Era mais romântico porquê? porque as pessoas era diferentes?
Como é que o meu pai na guerra conseguia estar descansado? Peço desculpa, não imagino o que seja, mas consigo calcular que ninguém na guerra consiga estar descansado. Queria antes dizer “certo” . como é que o meu pai estava certo de que a minha mãe estaria ali (que era longe dele) quando voltasse. Podia não estar, é um facto. só esteve porque na verdade a minha mãe é uma romântica. Ou tinha paciência.
eu teria?
penso por instantes.
odeio esperar. mas se recebesse cartas das que o meu pai escrevia, tenho a certeza que além de palavras recebia com elas uma dose de paciência imortal.
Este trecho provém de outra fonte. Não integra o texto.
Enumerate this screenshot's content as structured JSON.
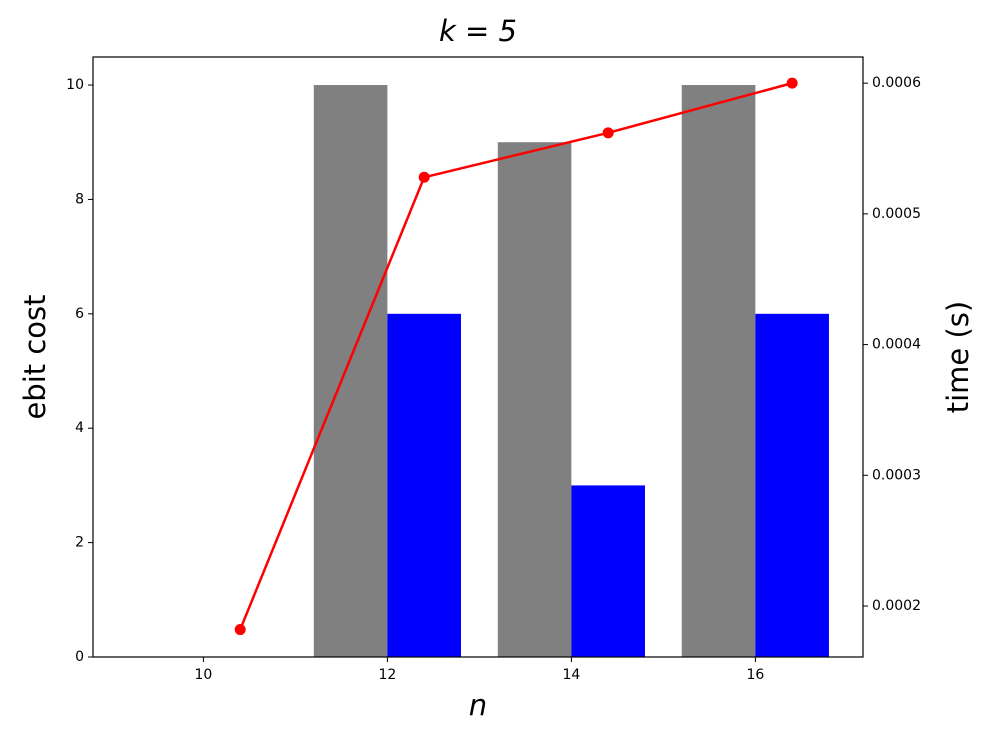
{
  "chart_data": {
    "type": "bar",
    "title": "k = 5",
    "x_label": "n",
    "y_label": "ebit cost",
    "y2_label": "time (s)",
    "x": [
      10,
      12,
      14,
      16
    ],
    "series": [
      {
        "color": "#808080",
        "values": [
          0,
          10,
          9,
          10
        ]
      },
      {
        "color": "#0000ff",
        "values": [
          0,
          6,
          3,
          6
        ]
      },
      {
        "type": "line",
        "axis": "y2",
        "color": "#ff0000",
        "x": [
          10.4,
          12.4,
          14.4,
          16.4
        ],
        "values": [
          0.000182,
          0.000528,
          0.000562,
          0.0006
        ]
      }
    ],
    "xlim": [
      8.8,
      17.17
    ],
    "xticks": [
      10,
      12,
      14,
      16
    ],
    "ylim": [
      0,
      10.49
    ],
    "yticks": [
      0,
      2,
      4,
      6,
      8,
      10
    ],
    "y2lim": [
      0.000161,
      0.00062
    ],
    "y2ticks": [
      0.0002,
      0.0003,
      0.0004,
      0.0005,
      0.0006
    ],
    "grid": false
  }
}
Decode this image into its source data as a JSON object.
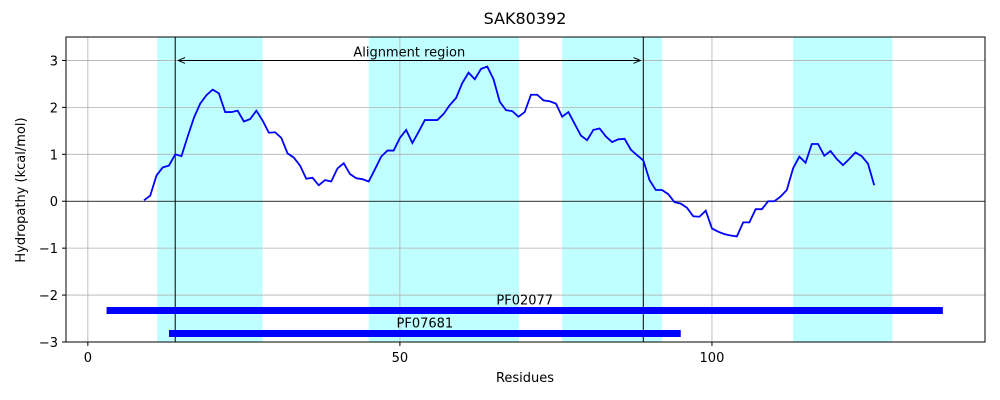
{
  "chart_data": {
    "type": "line",
    "title": "SAK80392",
    "xlabel": "Residues",
    "ylabel": "Hydropathy (kcal/mol)",
    "xlim": [
      -3.5,
      143.75
    ],
    "ylim": [
      -3,
      3.5
    ],
    "xticks": [
      0,
      50,
      100
    ],
    "yticks": [
      {
        "value": -3,
        "label": "−3"
      },
      {
        "value": -2,
        "label": "−2"
      },
      {
        "value": -1,
        "label": "−1"
      },
      0,
      1,
      2,
      3
    ],
    "grid": true,
    "hline": 0,
    "series": [
      {
        "name": "Hydropathy",
        "color": "#0000ff",
        "x": [
          9,
          10,
          11,
          12,
          13,
          14,
          15,
          16,
          17,
          18,
          19,
          20,
          21,
          22,
          23,
          24,
          25,
          26,
          27,
          28,
          29,
          30,
          31,
          32,
          33,
          34,
          35,
          36,
          37,
          38,
          39,
          40,
          41,
          42,
          43,
          44,
          45,
          46,
          47,
          48,
          49,
          50,
          51,
          52,
          53,
          54,
          55,
          56,
          57,
          58,
          59,
          60,
          61,
          62,
          63,
          64,
          65,
          66,
          67,
          68,
          69,
          70,
          71,
          72,
          73,
          74,
          75,
          76,
          77,
          78,
          79,
          80,
          81,
          82,
          83,
          84,
          85,
          86,
          87,
          88,
          89,
          90,
          91,
          92,
          93,
          94,
          95,
          96,
          97,
          98,
          99,
          100,
          101,
          102,
          103,
          104,
          105,
          106,
          107,
          108,
          109,
          110,
          111,
          112,
          113,
          114,
          115,
          116,
          117,
          118,
          119,
          120,
          121,
          122,
          123,
          124,
          125,
          126
        ],
        "values": [
          0.02,
          0.12,
          0.55,
          0.72,
          0.76,
          1.0,
          0.96,
          1.38,
          1.78,
          2.08,
          2.26,
          2.38,
          2.3,
          1.9,
          1.9,
          1.93,
          1.7,
          1.75,
          1.93,
          1.72,
          1.46,
          1.47,
          1.35,
          1.02,
          0.93,
          0.76,
          0.48,
          0.5,
          0.34,
          0.45,
          0.42,
          0.7,
          0.81,
          0.58,
          0.49,
          0.47,
          0.42,
          0.68,
          0.95,
          1.08,
          1.08,
          1.35,
          1.52,
          1.24,
          1.48,
          1.73,
          1.73,
          1.73,
          1.86,
          2.05,
          2.2,
          2.52,
          2.74,
          2.6,
          2.82,
          2.87,
          2.6,
          2.12,
          1.94,
          1.92,
          1.8,
          1.9,
          2.27,
          2.27,
          2.15,
          2.13,
          2.08,
          1.8,
          1.9,
          1.65,
          1.4,
          1.3,
          1.52,
          1.55,
          1.38,
          1.26,
          1.32,
          1.33,
          1.1,
          0.98,
          0.87,
          0.45,
          0.24,
          0.24,
          0.15,
          -0.02,
          -0.05,
          -0.14,
          -0.32,
          -0.33,
          -0.2,
          -0.58,
          -0.65,
          -0.7,
          -0.73,
          -0.75,
          -0.45,
          -0.45,
          -0.17,
          -0.17,
          0.0,
          0.0,
          0.1,
          0.24,
          0.7,
          0.95,
          0.82,
          1.22,
          1.22,
          0.97,
          1.07,
          0.9,
          0.77,
          0.9,
          1.04,
          0.96,
          0.8,
          0.34
        ]
      }
    ],
    "shaded_regions": {
      "color": "#c0ffff",
      "spans": [
        [
          11.1,
          28
        ],
        [
          45,
          69.1
        ],
        [
          76,
          92
        ],
        [
          113,
          128.9
        ]
      ]
    },
    "vlines": [
      14,
      89
    ],
    "annotation": {
      "text": "Alignment region",
      "x": [
        14,
        89
      ],
      "y": 3
    },
    "domains": {
      "color": "#0000ff",
      "bars": [
        {
          "name": "PF02077",
          "start": 3,
          "end": 137,
          "y": -2.33
        },
        {
          "name": "PF07681",
          "start": 13,
          "end": 95,
          "y": -2.82
        }
      ]
    }
  }
}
Nem hoje é certo que seja certo. e como queremos. a  mensagem ser entregue não significa de todo que ele se entregue a ti a 100%.
(certo?)

continuei a busca.
tinha uma pestana no olho.
“logo agora”
cocei, virei os olhos para cima, para baixo, para o lado e para o outro. aquele movimento de convulsões que tendemos a imitar sempre que algo nos entra para os olhos.
piscava, ardia, fechava, abria.  
corri para o espelho. e, tal como tinha dito há umas horas atrás, voltava a acontecer: quando deixamos de procurar, voilá. encontra-se, nao é?
assim que me olho ao espelho, lá estavas tu, com aquela postura de quem esteve sempre ali e eu parva não reparei.
e percorrias tudo, como se a gozar comigo por não ter reparado: as minhas pestanas, o nariz, a boca, os dentes e o queixo. estavas na minha cabeça, como quando os ceguetas procuram os óculos e passado um tempo descobrem que os deixaram onde os tinham deixado todas as outras vezes: na cabeça.
não dava para fugir nem sequer para deixar de encontrar: estavas na minha cabeça. e daqui não sais que eu não deixo.
e sei que posso perder todas as minhas outras c…objetos, mas que a ti não te perco.
dito isto, apercebi-me que também a comichão tinha deixado de me incomodar.
se calhar porque deixei de a procurar, como desculpa para esquecer qualquer outra.. coisa.

2 thoughts on “coisinho

  1. Existem sempre “coisas” que não esquecemos.
    Fiquei muito feliz que tenhas voltado a escrever. Não perdeste o jeito.